“To us, vintage is a constraint,” Pierre-Louis Araud, Brand Ambassador of Dom Pérignon, told me on an October afternoon, a short while before we had our first sip of Vintage 2002 Plénitude 2. “Within these constraints, we have to be inventive in reaching the kind of harmony we look for in Dom Pérignon, where each vintage is a new creation that springs from a blank page.”
One can’t help but wonder whether Dom Pérignon’s cellar masters had a slightly easier run of it for the 2002 harvest, given its unexpectedly perfect weather: a warm, dry spring and a summer of long sunny stretches. Or perhaps that piled the pressure on – it is still reverentially referred as one of the best years for champagne out of the past three decades, even with the heavy rains that fell in late August and early September.
Nonetheless, such was the quality of their Vintage 2002 that Dom Pérignon decided to go one step further by committing to a second plénitude – a process where a small portion of their prized vintage is taken aside for extra maturation. “You have a magical transformation: a transfer of the energy from the yeast to the wine,” Araud explained. “The extra time with the yeast allows us to go deeper, wider, and longer, with more intensity. We extract a little more of the wine’s soul.”

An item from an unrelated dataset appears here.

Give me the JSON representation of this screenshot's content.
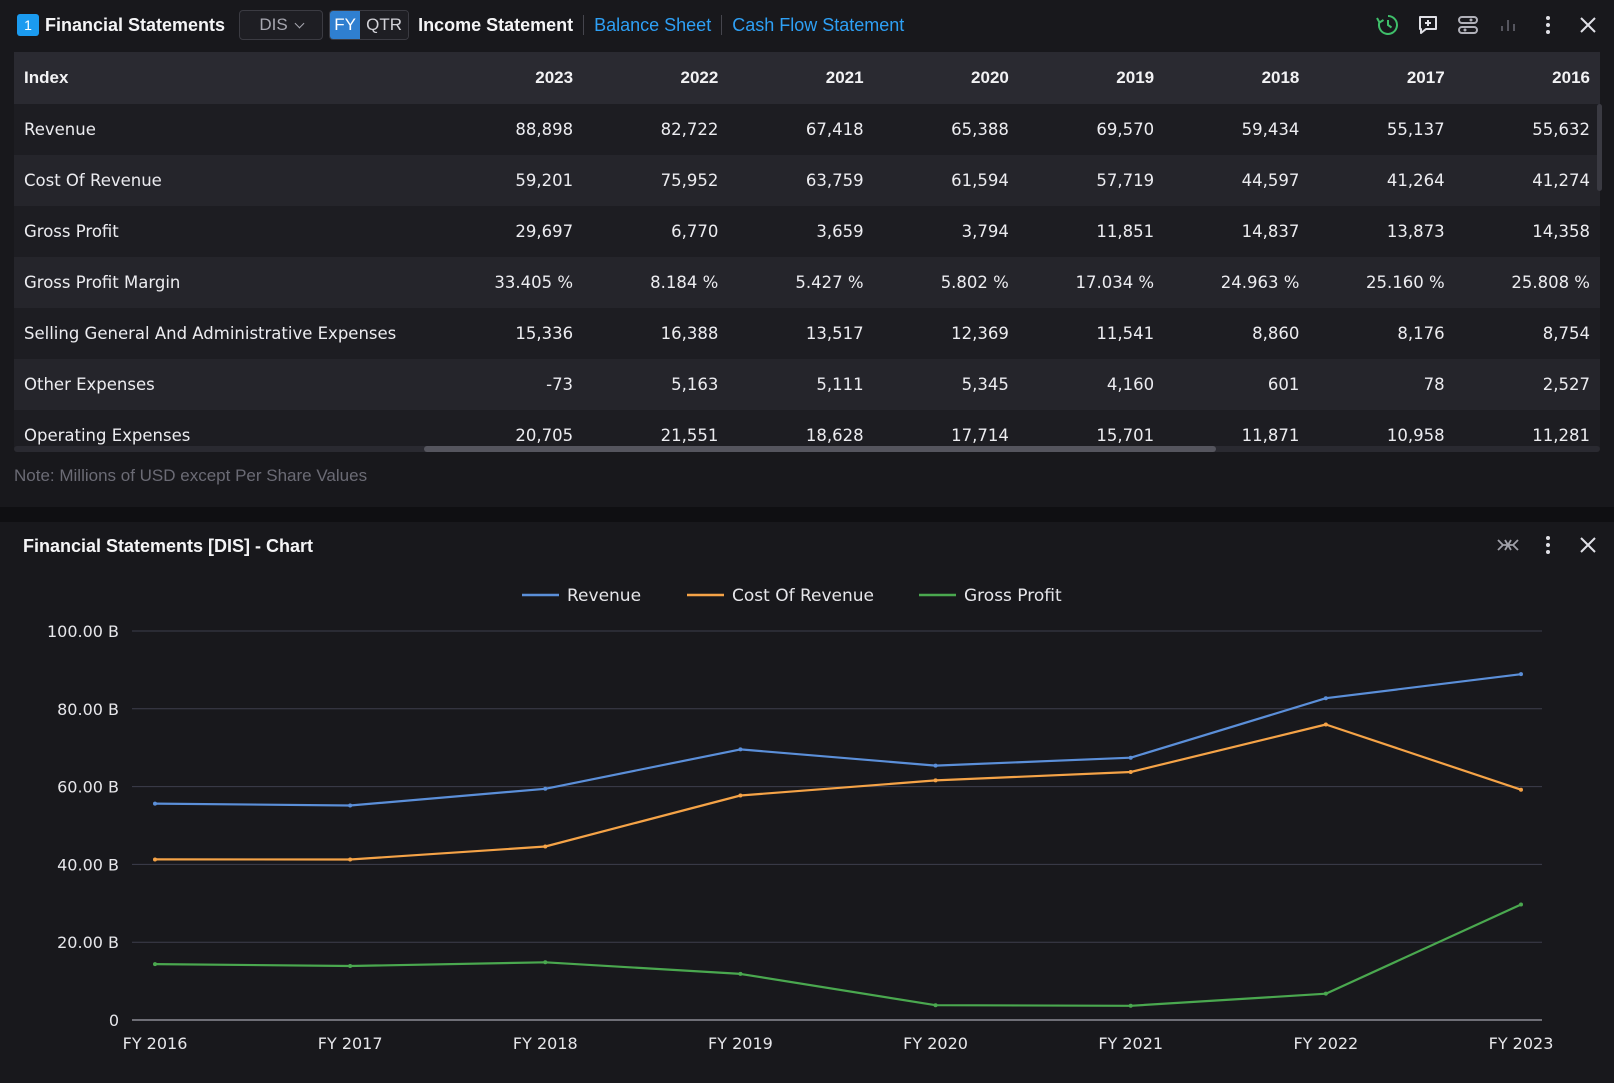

A lengthy elaboration has brought forth a voluptuous mouthfeel and a certain dynamism – or what Darren Chin, Chef Ambassador of Dom Pérignon, identified as “tension relating to taste and the winemaking process – something you look for in a great wine”. On hand to complete a tasting masterclass at Colony, Chin partnered with T’lur Caviar to conduct a demonstration of how to extract caviar from a live sturgeon, emphasising just how well the Vintage 2002 Plénitude 2 works with rich, salty notes.
Serving canapés made a la minute such as sturgeon carpaccio, chayote spaghetti with sturgeon collagen, and salted caramel chocolate bon-bons with Amur caviar, he praised the champagne’s freshness and lingering finish. “It’s full of youthfulness but has an age of 17 years old: this is the real meaning of what Plénitude 2 represents. There is a Plénitude 3, in fact, which is a much older vintage – but perhaps we can talk about at the next launch, if the Maison is feeling generous!”